Proper understanding of the roles of, and interactions between genetic, lifestyle, environmental and psycho-social factors in determining the risk of development and/or progression of chronic diseases requires access to very large high-quality databases. Because of the financial, technical and time burdens related to developing and maintaining very large studies, the scientific community is increasingly synthesizing data from multiple studies to construct large databases. However, the data items collected by individual studies must be inferentially equivalent to be meaningfully synthesized. The DataSchema and Harmonization Platform for Epidemiological Research (DataSHaPER; http://www.datashaper.org) was developed to enable the rigorous assessment of the inferential equivalence, i.e. the potential for harmonization, of selected information from individual studies.
This article examines the value of using the DataSHaPER for retrospective harmonization of established studies. Using the DataSHaPER approach, the potential to generate 148 harmonized variables from the questionnaires and physical measures collected in 53 large population-based studies (6.9 million participants) was assessed. Variable and study characteristics that might influence the potential for data synthesis were also explored.

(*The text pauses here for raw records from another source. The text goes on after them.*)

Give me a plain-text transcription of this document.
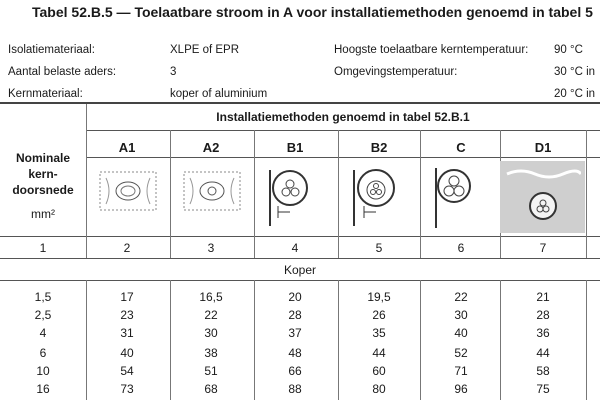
Tabel 52.B.5 — Toelaatbare stroom in A voor installatiemethoden genoemd in tabel 5
Isolatiemateriaal:	XLPE of EPR	Hoogste toelaatbare kerntemperatuur: 90 °C
Aantal belaste aders:	3	Omgevingstemperatuur:	30 °C in
Kernmateriaal:	koper of aluminium	20 °C in
Installatiemethoden genoemd in tabel 52.B.1
Nominale
kern-
doorsnede
mm²
A1	A2	B1	B2	C	D1
1	2	3	4	5	6	7
Koper
1,5	17	16,5	20	19,5	22	21
2,5	23	22	28	26	30	28
4	31	30	37	35	40	36
6	40	38	48	44	52	44
10	54	51	66	60	71	58
16	73	68	88	80	96	75
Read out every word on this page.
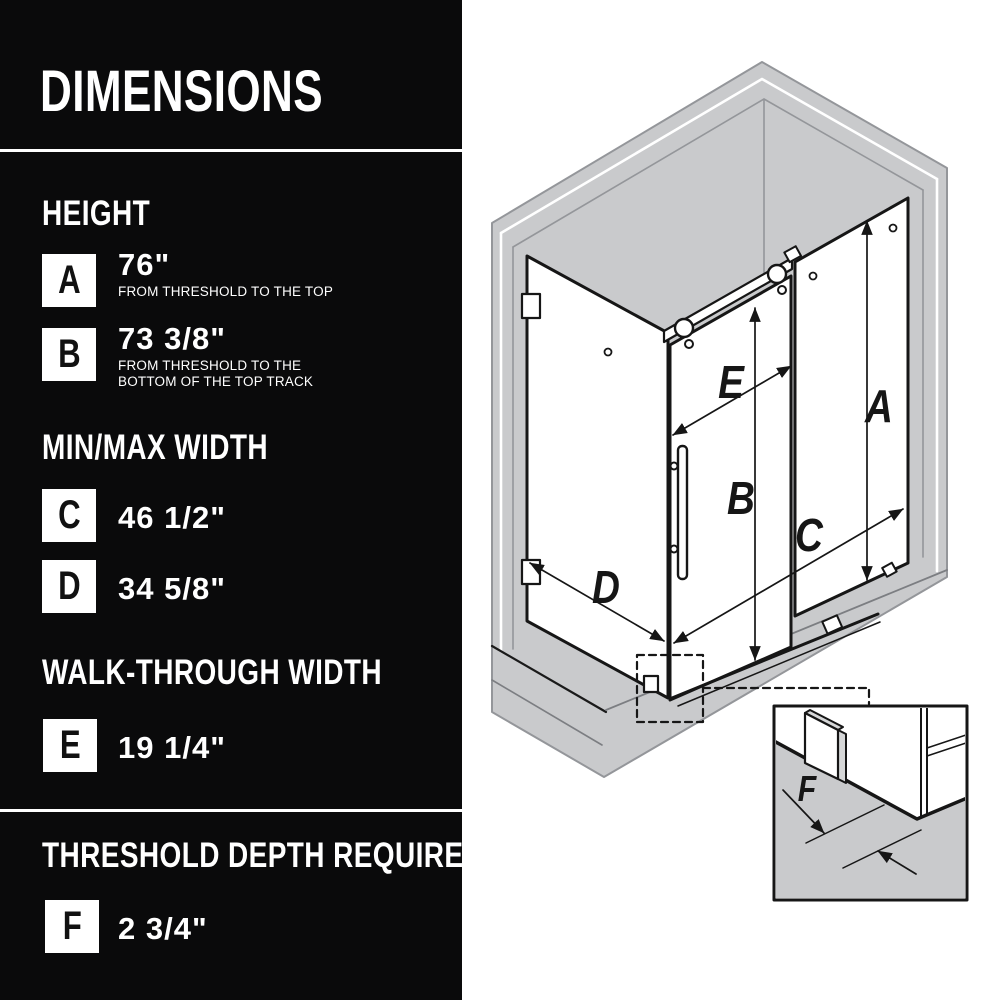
DIMENSIONS
HEIGHT
A 76"
FROM THRESHOLD TO THE TOP
B 73 3/8"
FROM THRESHOLD TO THE BOTTOM OF THE TOP TRACK
MIN/MAX WIDTH
C 46 1/2"
D 34 5/8"
WALK-THROUGH WIDTH
E 19 1/4"
THRESHOLD DEPTH REQUIRED
F 2 3/4"
A
B
C
D
E
F
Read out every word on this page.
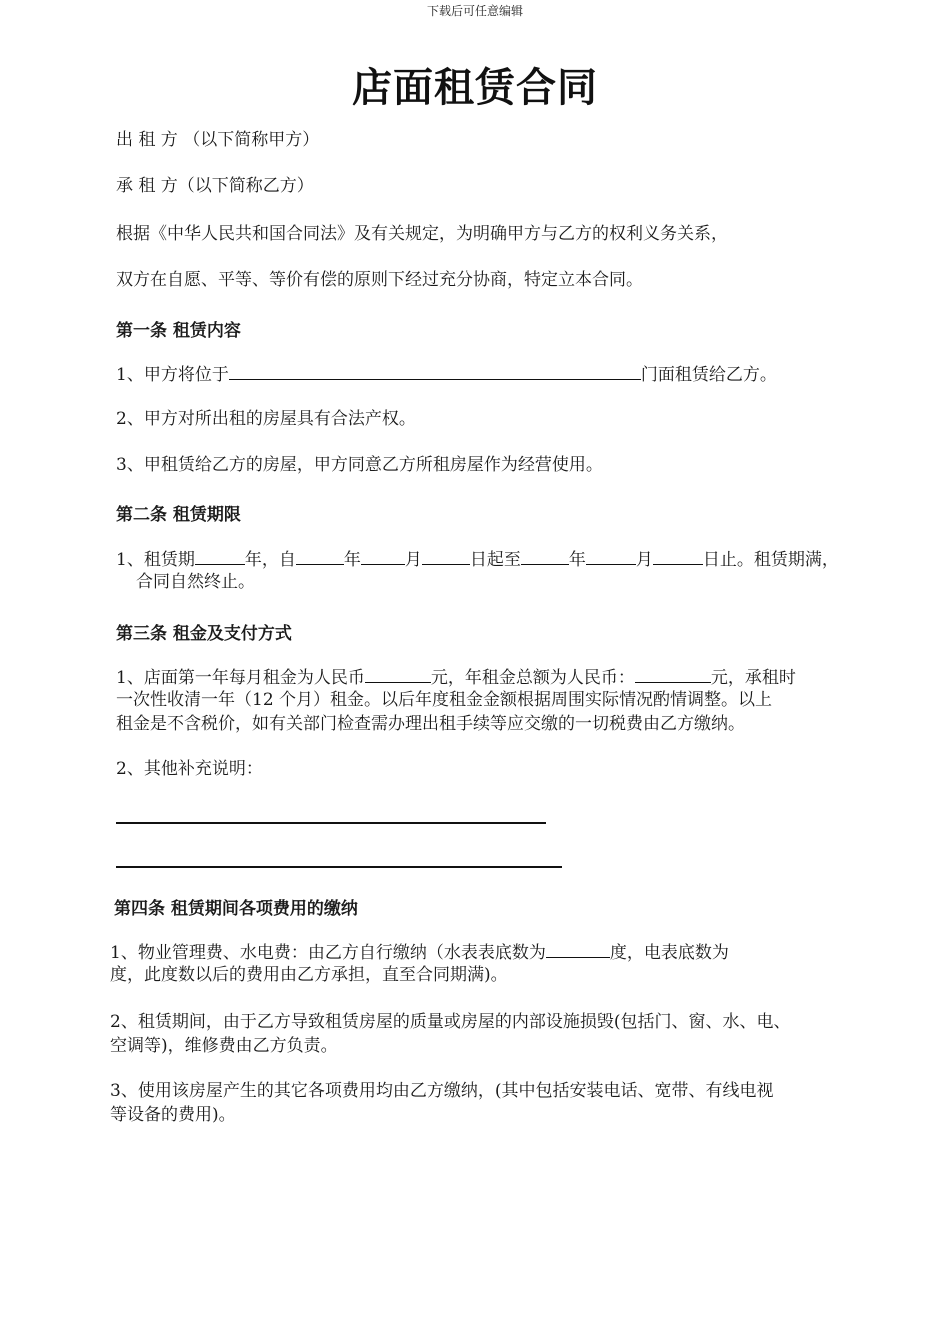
下载后可任意编辑
店面租赁合同
出 租 方 （以下简称甲方）
承 租 方（以下简称乙方）
根据《中华人民共和国合同法》及有关规定，为明确甲方与乙方的权利义务关系，
双方在自愿、平等、等价有偿的原则下经过充分协商，特定立本合同。
第一条 租赁内容
1、甲方将位于	门面租赁给乙方。
2、甲方对所出租的房屋具有合法产权。
3、甲租赁给乙方的房屋，甲方同意乙方所租房屋作为经营使用。
第二条 租赁期限
1、租赁期	年，自	年	月	日起至	年	月	日止。租赁期满，
合同自然终止。
第三条 租金及支付方式
1、店面第一年每月租金为人民币	元，年租金总额为人民币：	元，承租时
一次性收清一年（12 个月）租金。以后年度租金金额根据周围实际情况酌情调整。以上
租金是不含税价，如有关部门检查需办理出租手续等应交缴的一切税费由乙方缴纳。
2、其他补充说明：
第四条 租赁期间各项费用的缴纳
1、物业管理费、水电费：由乙方自行缴纳（水表表底数为	度，电表底数为
度，此度数以后的费用由乙方承担，直至合同期满)。
2、租赁期间，由于乙方导致租赁房屋的质量或房屋的内部设施损毁(包括门、窗、水、电、
空调等)，维修费由乙方负责。
3、使用该房屋产生的其它各项费用均由乙方缴纳，(其中包括安装电话、宽带、有线电视
等设备的费用)。
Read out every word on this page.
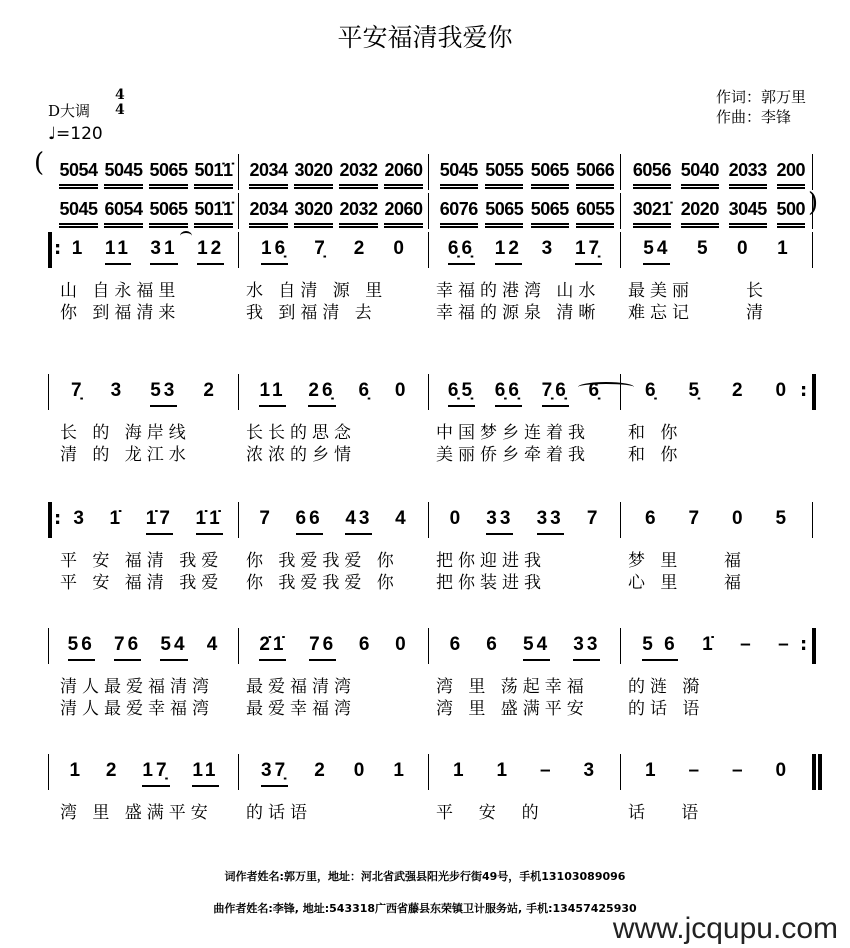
平安福清我爱你
D大调
4
4
♩=120
作词：郭万里
作曲：李锋
(
)
5054 5045 5065 501̇1̇ 2034 3020 2032 2060 5045 5055 5065 5066 6056 5040 2033 200
5045 6054 5065 501̇1̇ 2034 3020 2032 2060 6076 5065 5065 6055 3021̇ 2020 3045 500
1 11 31 12 16̣ 7̣ 2 0 6̣6̣ 12 3 17̣ 54 5 0 1
:
山 自永福里	水 自清 源 里	幸福的港湾 山水 最美丽     长
你 到福清来	我 到福清 去	幸福的源泉 清晰 难忘记     清
7̣ 3 53 2 11 26̣ 6̣ 0 6̣5̣ 6̣6̣ 7̣6̣ 6̣ 6̣ 5̣ 2 0 :
长 的 海岸线	长长的思念	中国梦乡连着我 和 你
清 的 龙江水	浓浓的乡情	美丽侨乡牵着我 和 你
3 1̇ 1̇7 1̇1̇ 7 66 43 4 0 33 33 7 6 7 0 5
:
平 安 福清 我爱 你 我爱我爱 你 把你迎进我	梦 里    福
平 安 福清 我爱 你 我爱我爱 你 把你装进我	心 里    福
56 76 54 4 2̇1̇ 76 6 0 6 6 54 33 5 6 1̇ – – :
清人最爱福清湾 最爱福清湾	湾 里 荡起幸福 的涟 漪
清人最爱幸福湾 最爱幸福湾	湾 里 盛满平安 的话 语
1 2 17̣ 11 37̣ 2 0 1 1 1 – 3	1 – – 0
湾 里 盛满平安 的话语	平  安  的	话   语
词作者姓名:郭万里，地址：河北省武强县阳光步行街49号，手机13103089096
曲作者姓名:李锋, 地址:543318广西省藤县东荣镇卫计服务站, 手机:13457425930
www.jcqupu.com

Out of all assessment items evaluated (148 variables for each of the 53 studies), 38% could be harmonized. Certain characteristics of variables (i.e. relative importance, individual targeted, reference period) and of studies (i.e. observational units, data collection start date and mode of questionnaire administration) were associated with the potential for harmonization. For example, for variables deemed to be essential, 62% of assessment items paired could be harmonized.
The current article shows that the DataSHaPER provides an effective and flexible approach for the retrospective harmonization of information across studies. To implement data synthesis, some additional scientific, ethico-legal and technical considerations must be addressed. The success of the DataSHaPER as a harmonization approach will depend on its continuing development and on the rigour and extent of its use. The DataSHaPER has the potential to take us closer to a truly collaborative epidemiology and offers the promise of enhanced research potential generated through synthesized databases.
要正确理解遗传、生活方式、环境和心理社会因素在决定慢性病的发生和/或发展风险方面的作用和相互关系,需要访问非常大的高质量数据库。由于开发和维护大型研究的财务、技术和时间负担,科学界越来越多地综合来自多个研究的数据,以构建大型数据库。然而,各个研究收集的数据项必须具有可推断的等效性,才能进行有意义的综合。流行病学研究的数据模式和协调平台(DataSchema and Harmonization Platform for Epidemiological Research,DataSHaPER;http://www.datashaper.org)旨在对个体研究中选定信息的推断等效性(即协调潜力)进行严格评估。
本文研究了使用 DataSHaPER 对已建立的研究进行回顾性协调的价值。使用 DataSHaPER 方法,评估了从 53 项大型基于人群的研究(690 万参与者)的问卷和身体测量中生成 148 个协调变量的潜力。还探讨了可能影响数据综合潜力的变量和研究特征。
在所评估的所有评估项目中(53 项研究中的每一项都有 148 个变量),有 38%可以协调。变量和研究的某些特征(即相对重要性、个体针对性、参考期)与研究(即观测单位、数据收集开始日期和问卷管理模式)与协调潜力相关。例如,对于被认为是必不可少的变量,62%的配对评估项可以协调。
本文表明,DataSHaPER 为跨研究信息的回顾性协调提供了一种有效且灵活的方法。要实施数据综合,必须考虑一些额外的科学、伦理法律和技术问题。DataSHaPER 作为一种协调方法的成功将取决于其持续发展以及其使用的严谨性和程度。DataSHaPER 有可能使我们更接近真正的协作流行病学,并通过综合数据库提供增强的研究潜力。